Arjen Markus <
arjen.m...@gmail.com> schrieb:
> I read this with interest, but I do not quite understand the
> issue with the generics with two integers. Could you explain this
> further via the C interface? (I did not find that documentation
> immediately so gave up after 60 seconds ;)).
The point was that I wanted the user to be able to write
- fmpfr ("1.2") (default digits, default rounding)
- fmpfr ("1.2",100) (100 binary digits, default rounding)
- fmpfr ("1.2", mpfr_rndz) (default digits, round towards towards zero)
- fmpfr ("1.2", 100, mpfr_rndz) (100 binary digits, round towards zero)

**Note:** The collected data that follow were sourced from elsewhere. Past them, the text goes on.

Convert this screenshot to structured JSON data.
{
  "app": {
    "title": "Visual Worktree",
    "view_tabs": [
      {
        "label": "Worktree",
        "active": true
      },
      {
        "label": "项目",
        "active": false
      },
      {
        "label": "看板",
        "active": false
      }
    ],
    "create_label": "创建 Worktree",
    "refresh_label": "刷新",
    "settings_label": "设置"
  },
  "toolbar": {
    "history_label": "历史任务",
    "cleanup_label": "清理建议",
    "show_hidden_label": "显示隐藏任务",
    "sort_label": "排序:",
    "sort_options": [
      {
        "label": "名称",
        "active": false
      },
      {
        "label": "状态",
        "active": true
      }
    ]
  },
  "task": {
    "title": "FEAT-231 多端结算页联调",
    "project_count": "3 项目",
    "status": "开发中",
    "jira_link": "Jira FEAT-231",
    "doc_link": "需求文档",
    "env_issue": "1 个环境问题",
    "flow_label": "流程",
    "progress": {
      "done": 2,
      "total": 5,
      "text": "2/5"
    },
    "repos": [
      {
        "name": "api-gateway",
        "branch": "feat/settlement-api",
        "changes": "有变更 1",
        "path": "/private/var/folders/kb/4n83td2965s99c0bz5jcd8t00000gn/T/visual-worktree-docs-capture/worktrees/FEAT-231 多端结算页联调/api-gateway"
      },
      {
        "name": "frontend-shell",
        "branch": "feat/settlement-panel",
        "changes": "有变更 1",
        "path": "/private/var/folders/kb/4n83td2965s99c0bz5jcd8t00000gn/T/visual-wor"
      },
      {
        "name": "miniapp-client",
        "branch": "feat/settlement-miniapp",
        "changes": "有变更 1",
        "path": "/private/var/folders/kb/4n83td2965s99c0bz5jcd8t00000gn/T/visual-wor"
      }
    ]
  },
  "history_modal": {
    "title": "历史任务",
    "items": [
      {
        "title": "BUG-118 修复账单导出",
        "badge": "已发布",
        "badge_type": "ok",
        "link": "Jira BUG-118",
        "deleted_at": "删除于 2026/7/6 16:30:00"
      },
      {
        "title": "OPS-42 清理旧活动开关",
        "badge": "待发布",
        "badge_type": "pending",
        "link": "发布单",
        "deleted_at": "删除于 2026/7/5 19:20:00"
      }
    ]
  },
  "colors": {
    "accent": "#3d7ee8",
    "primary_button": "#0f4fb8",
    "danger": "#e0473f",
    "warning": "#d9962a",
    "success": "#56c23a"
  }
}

and I was a little bit stuck in my head because I thought that
mpfr_rnd_t had to be an integer (it is a C enum), so I chose an 8-bit
int for it.
However, a better solution is actually rather simple: Make a
derived type and declare parameters with the values of the enum.
Duh. I think I will implement that next.
Source code compatibility yes, but not yet binary compatibility :-)
Nice thing is that I the code generation is in a script, I will
only have to change a few places.
> Also, with respect
> to array intrinsics, you could simply start with one-dimensional
> versions, as I imagine that will be the most common use case.
That would be relatively easy, but I would prefer a more general
solution. Maybe a combination of SELECT RANK and pointer rank
remapping would work for this to be doable in Fortran. Doing
this in C would be a) no fun and b) more or less a duplication
of libgfortran, which I would hate to do.